The Development of SGEIs

Whilst Article 106(2) TFEU has been part of EU law from the very beginning, (then Article 90 EEC), it gained in importance when public services were increasingly subjected to the competition law regime as mentioned above.[1] Neergaard thus describes the provision as being directly in the middle of the diverging interest of market rules and social objectives.[2] With the introduction of what is now Article 14 TFEU (then Article 16 EC) by the Treaty of Amsterdam 1997, the requirement that Member States and the Union ensure that SGEIs are enabled to ‘fulfil their missions’ has been inserted into the Treaty principles even though the scope seems to have been limited.[3] The Treaty of Lisbon broadened Article 14 TFEU by the insertion that the ‘economic and financial conditions’ for the provision of such services need to be ensured and a legislative competence in this respect was given to the EU legislator[4] in addition to the competence of the Commission to issue directives and decisions according to Article 106(3) TFEU.[5] Unlike the latter, which has been used for sectoral regulation and the Altmark package (discussed in Sect. 3.3.5 below), there seems to be a certain reluctance to use the new competence.[6] It is also stressed in Article 14 TFEU that the legislative competence is to be used ‘without prejudice to the competence of the Member States’ and Protocol 26 reiterates the wide discretion of the Member States regarding SGEIs (Article 1) and the exclusive competence regarding non-economic services (Article 2).

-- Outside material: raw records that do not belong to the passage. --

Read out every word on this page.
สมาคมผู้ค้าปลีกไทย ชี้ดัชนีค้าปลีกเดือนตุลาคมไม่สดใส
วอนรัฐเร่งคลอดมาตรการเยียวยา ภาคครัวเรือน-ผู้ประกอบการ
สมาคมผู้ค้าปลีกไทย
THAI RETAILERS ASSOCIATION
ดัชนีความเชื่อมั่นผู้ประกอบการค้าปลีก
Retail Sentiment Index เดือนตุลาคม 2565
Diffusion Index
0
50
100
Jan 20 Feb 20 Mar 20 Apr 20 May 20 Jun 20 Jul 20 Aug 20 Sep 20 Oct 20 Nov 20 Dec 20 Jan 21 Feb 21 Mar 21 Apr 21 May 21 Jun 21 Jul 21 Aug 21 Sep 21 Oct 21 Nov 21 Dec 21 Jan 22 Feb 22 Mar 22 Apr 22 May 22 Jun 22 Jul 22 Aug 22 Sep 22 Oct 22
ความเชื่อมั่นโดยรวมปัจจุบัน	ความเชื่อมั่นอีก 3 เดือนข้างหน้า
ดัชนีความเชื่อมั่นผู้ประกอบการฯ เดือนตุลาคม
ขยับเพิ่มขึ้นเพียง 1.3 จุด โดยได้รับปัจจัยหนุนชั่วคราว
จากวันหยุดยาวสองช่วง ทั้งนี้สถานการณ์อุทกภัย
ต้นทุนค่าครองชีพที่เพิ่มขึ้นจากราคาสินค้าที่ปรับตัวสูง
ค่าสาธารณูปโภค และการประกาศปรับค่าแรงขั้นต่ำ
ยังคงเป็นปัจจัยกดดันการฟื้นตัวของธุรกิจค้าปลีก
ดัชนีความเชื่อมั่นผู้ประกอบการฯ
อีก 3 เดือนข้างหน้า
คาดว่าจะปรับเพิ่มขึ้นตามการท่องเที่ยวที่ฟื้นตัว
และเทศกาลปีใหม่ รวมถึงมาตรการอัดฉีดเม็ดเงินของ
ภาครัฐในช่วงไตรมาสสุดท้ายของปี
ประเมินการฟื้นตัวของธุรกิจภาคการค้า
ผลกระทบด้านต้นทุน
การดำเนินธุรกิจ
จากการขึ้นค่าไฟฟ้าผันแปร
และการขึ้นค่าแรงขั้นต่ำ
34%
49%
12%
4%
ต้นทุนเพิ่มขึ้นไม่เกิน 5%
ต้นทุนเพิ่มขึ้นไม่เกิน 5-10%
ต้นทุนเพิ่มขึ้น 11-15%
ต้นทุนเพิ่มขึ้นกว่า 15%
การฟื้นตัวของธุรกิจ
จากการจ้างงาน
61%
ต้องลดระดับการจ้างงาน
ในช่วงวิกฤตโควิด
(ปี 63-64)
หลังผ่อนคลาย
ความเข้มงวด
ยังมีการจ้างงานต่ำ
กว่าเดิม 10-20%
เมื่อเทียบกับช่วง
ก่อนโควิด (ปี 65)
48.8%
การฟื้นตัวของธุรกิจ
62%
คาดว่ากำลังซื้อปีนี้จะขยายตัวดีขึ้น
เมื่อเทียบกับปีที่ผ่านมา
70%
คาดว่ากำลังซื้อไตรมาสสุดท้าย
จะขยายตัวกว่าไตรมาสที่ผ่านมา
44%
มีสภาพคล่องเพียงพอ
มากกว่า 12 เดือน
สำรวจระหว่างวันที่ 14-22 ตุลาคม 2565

In addition to the Treaties, SGEIs are also mentioned in Article 36 of the Charter of Fundamental Rights of the European Union (Charter), which became legally binding with the Treaty of Lisbon 2007.[7] Aside from the developments in primary law, there have been harmonisation efforts for certain fields of SGEIs in secondary law.[8]

  • [1] Neergaard 2011, p. 176.
  • [2] Neergaard 2009a, p. 17; Neergaard 2009b; p. 195, Neergaard 2011, p. 175. Similarly Sauter2008, p. 167.

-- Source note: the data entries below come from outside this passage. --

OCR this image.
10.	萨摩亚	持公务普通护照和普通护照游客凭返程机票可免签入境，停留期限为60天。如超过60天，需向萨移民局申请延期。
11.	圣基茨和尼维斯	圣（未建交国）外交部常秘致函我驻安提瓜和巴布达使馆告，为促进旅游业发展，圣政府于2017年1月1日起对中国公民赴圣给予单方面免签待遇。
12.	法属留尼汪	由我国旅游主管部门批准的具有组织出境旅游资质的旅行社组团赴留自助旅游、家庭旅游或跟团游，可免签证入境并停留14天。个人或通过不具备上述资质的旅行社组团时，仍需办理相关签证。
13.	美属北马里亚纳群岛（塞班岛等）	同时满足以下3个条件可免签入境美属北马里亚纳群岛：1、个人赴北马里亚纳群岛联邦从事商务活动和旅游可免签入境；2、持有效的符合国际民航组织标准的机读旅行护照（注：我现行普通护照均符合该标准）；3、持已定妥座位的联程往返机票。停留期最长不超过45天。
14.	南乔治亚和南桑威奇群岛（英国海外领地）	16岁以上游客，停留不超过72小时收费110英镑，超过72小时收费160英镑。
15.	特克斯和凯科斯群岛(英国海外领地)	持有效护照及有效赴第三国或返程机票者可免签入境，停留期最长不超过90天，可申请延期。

  • [3] See Sauter 2008, p. 168 seq, 171 seq; Neergaard 2009b, p. 196 seq; Neergaard 2011, p. 177seq; Sauter 2015, p. 21.
  • [4] This competence is, however, limited to passing regulations, in contrast to the proposed provision in the Constitution, which, in Article III-122, referred to ‘European laws’ in general.
  • [5] See Sauter 2008, p. 169 seq, 172; Neergaard 2011, p. 179.
  • [6] See further Sauter 2015 pp. 23, 27, 222, 241.
  • [7] See Sauter 2008, p. 171 seq; Neergaard 2009b, p. 196 seq; Neergaard 2011, p. 178 seq;Chalmers et al. 2014, Chapter 25 (online resource), p. 26 seq.
  • [8] For more see Chalmers et al. 2014, Chapter 25 (online resource), p. 28 seq, 36 seq.